Orient Methodist Church

As of July, North Fork United Methodist Church will have officially absorbed all four local congregations — Southold, Cutchogue, Greenport and Orient — into one regional church.

But what will happen to the historic church building Orient congregants will leave behind?

That’s the question three community groups are grappling with. Members of the Orient Association, Orient Community Activities — which runs Poquatuck Hall — and the Oysterponds Historical Society are discussing how to keep the property intact and in use by community members.

“The community has a great desire to see it preserved,” said the Rev. Tom MacLeod, leader of the North Fork United Methodist Church. “This is their opportunity. We are more than willing to listen.”
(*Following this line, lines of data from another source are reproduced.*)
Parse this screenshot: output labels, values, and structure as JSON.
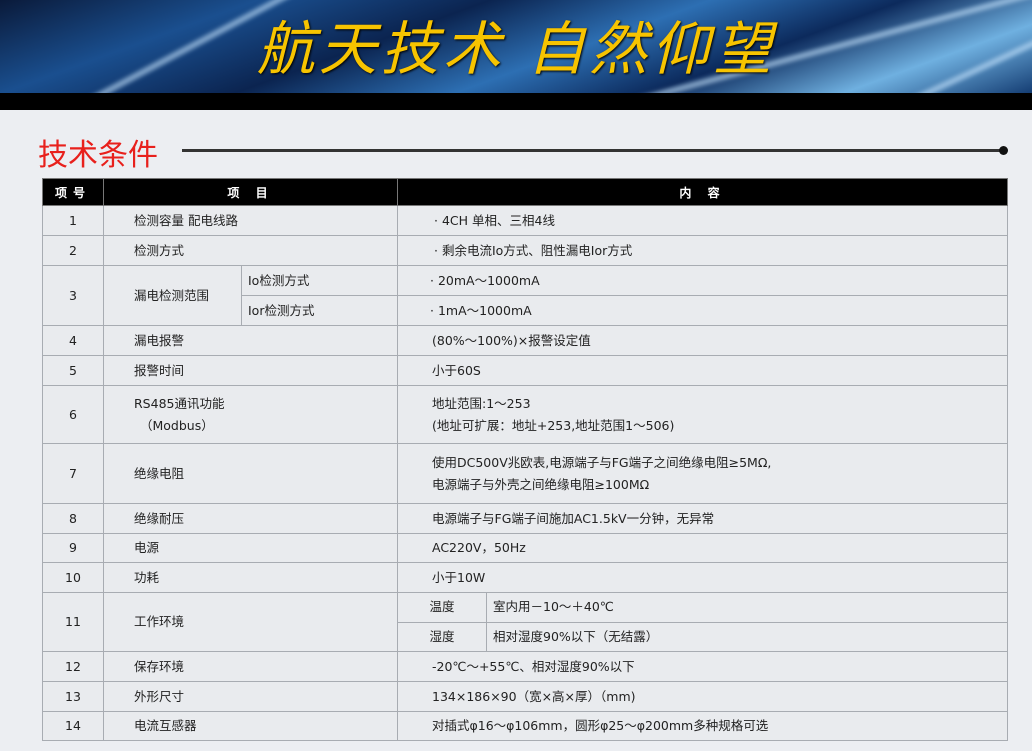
{
  "banner": {
    "slogan": "航天技术  自然仰望"
  },
  "section": {
    "title": "技术条件"
  },
  "table": {
    "headers": [
      "项号",
      "项 目",
      "内 容"
    ],
    "rows": [
      {
        "no": "1",
        "item": "检测容量  配电线路",
        "content": "· 4CH    单相、三相4线"
      },
      {
        "no": "2",
        "item": "检测方式",
        "content": "· 剩余电流Io方式、阻性漏电Ior方式"
      },
      {
        "no": "3",
        "item": "漏电检测范围",
        "subs": [
          {
            "label": "Io检测方式",
            "content": "·  20mA～1000mA"
          },
          {
            "label": "Ior检测方式",
            "content": "·  1mA～1000mA"
          }
        ]
      },
      {
        "no": "4",
        "item": "漏电报警",
        "content": "(80%～100%)×报警设定值"
      },
      {
        "no": "5",
        "item": "报警时间",
        "content": "小于60S"
      },
      {
        "no": "6",
        "item": "RS485通讯功能",
        "item2": "（Modbus）",
        "content": "地址范围:1～253",
        "content2": "(地址可扩展：地址+253,地址范围1～506)"
      },
      {
        "no": "7",
        "item": "绝缘电阻",
        "content": "使用DC500V兆欧表,电源端子与FG端子之间绝缘电阻≥5MΩ,",
        "content2": "电源端子与外壳之间绝缘电阻≥100MΩ"
      },
      {
        "no": "8",
        "item": "绝缘耐压",
        "content": "电源端子与FG端子间施加AC1.5kV一分钟，无异常"
      },
      {
        "no": "9",
        "item": "电源",
        "content": "AC220V，50Hz"
      },
      {
        "no": "10",
        "item": "功耗",
        "content": "小于10W"
      },
      {
        "no": "11",
        "item": "工作环境",
        "subs": [
          {
            "label": "温度",
            "content": "室内用－10～＋40℃"
          },
          {
            "label": "湿度",
            "content": "相对湿度90%以下（无结露）"
          }
        ]
      },
      {
        "no": "12",
        "item": "保存环境",
        "content": "-20℃～+55℃、相对湿度90%以下"
      },
      {
        "no": "13",
        "item": "外形尺寸",
        "content": "134×186×90（宽×高×厚）（mm)"
      },
      {
        "no": "14",
        "item": "电流互感器",
        "content": "对插式φ16～φ106mm，圆形φ25～φ200mm多种规格可选"
      }
    ]
  }
}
Methodists in Orient had been attending the church, at the corner of Village Lane and Orchard Street, since it was built in 1835.

But in March, 16 members of the dwindling congregation voted by an “overwhelming majority” to join NFUMC, which was created in 2014 when the Southold and Cutchogue Methodist congregations merged, the Rev. MacLeod said.

The Rev. MacLeod, who is also the recognized minister in Orient, said roughly 60 members of NFUMC accepted the merger with Orient and will finalize the deal this week at the church’s annual conference. Assets of the Orient church will be transferred to NFUMC.

“We’re looking to absorb the church, not just its finances but its mission and its people,” the Rev. MacLeod said. Services at the Orient church will continue until at least mid-September he said.

Ultimately, it will be up to NFUMC’s combined congregation to decide what to do with the historic Orient church building once the churchgoers leave. But Orient Association president Bob Hanlon said he and other community leaders are trying to give the church an alternative that would allow the building to remain in local use.

“This is right in the heart of Village Lane,” he said. “It really is one of the key buildings there and we would really hate to lose the building and lose the park.”

The Rev. MacLeod said an agreement between the civic groups and the church could prevent the building from falling into private hands, as the former Southold United Methodist Church has.

According to Mr. Hanlon, the three community groups were looking into ways to keep the building in use despite the financial burden it would place on them. Paying maintenance costs would be “feasible,” he said, but having to buy the property outright would pose too much of a hardship.

“Financially, this is a challenge and we’re trying to find creative ways to approach this so we can preserve this,” he said.

Dinah Seiver, secretary and board member of OCA, said her organization has discussed finding a solution to keep the church intact.

“The local Methodist congregation has been so dedicated to their church. That’s a loyalty that’s really quite remarkable,” she said. “The rest of us enjoy the outside of it. What can we do when we haven’t done anything for all these years but now we’re faced with reality?”

Ms. Seiver said the organizations were conducting “preliminary discussions” about how they could save and use the church for events like religious services and concerts.

Mr. Hanlon suggested that special events like the occasional wedding could help “pay the bills,” but said the church would be preserved with the support of the nearby community and stressed that events were one of many ideas for the space.

“We’d love to see the Methodists continue to use it for seasonal worship,” Ms. Seiver said. “These are all the things that we hope to discuss amongst ourselves and with the Methodists.”

But while an old home is left behind, a new one is already in the works. Rev. MacLeod said NFUMC recently closed on a $775,000 deal for 2.45 acres of land on Hortons Lane, where the church hopes to build its campus, pending town approvals.

“We purchased it believing this is the spot that God wants us to build our church,” he said.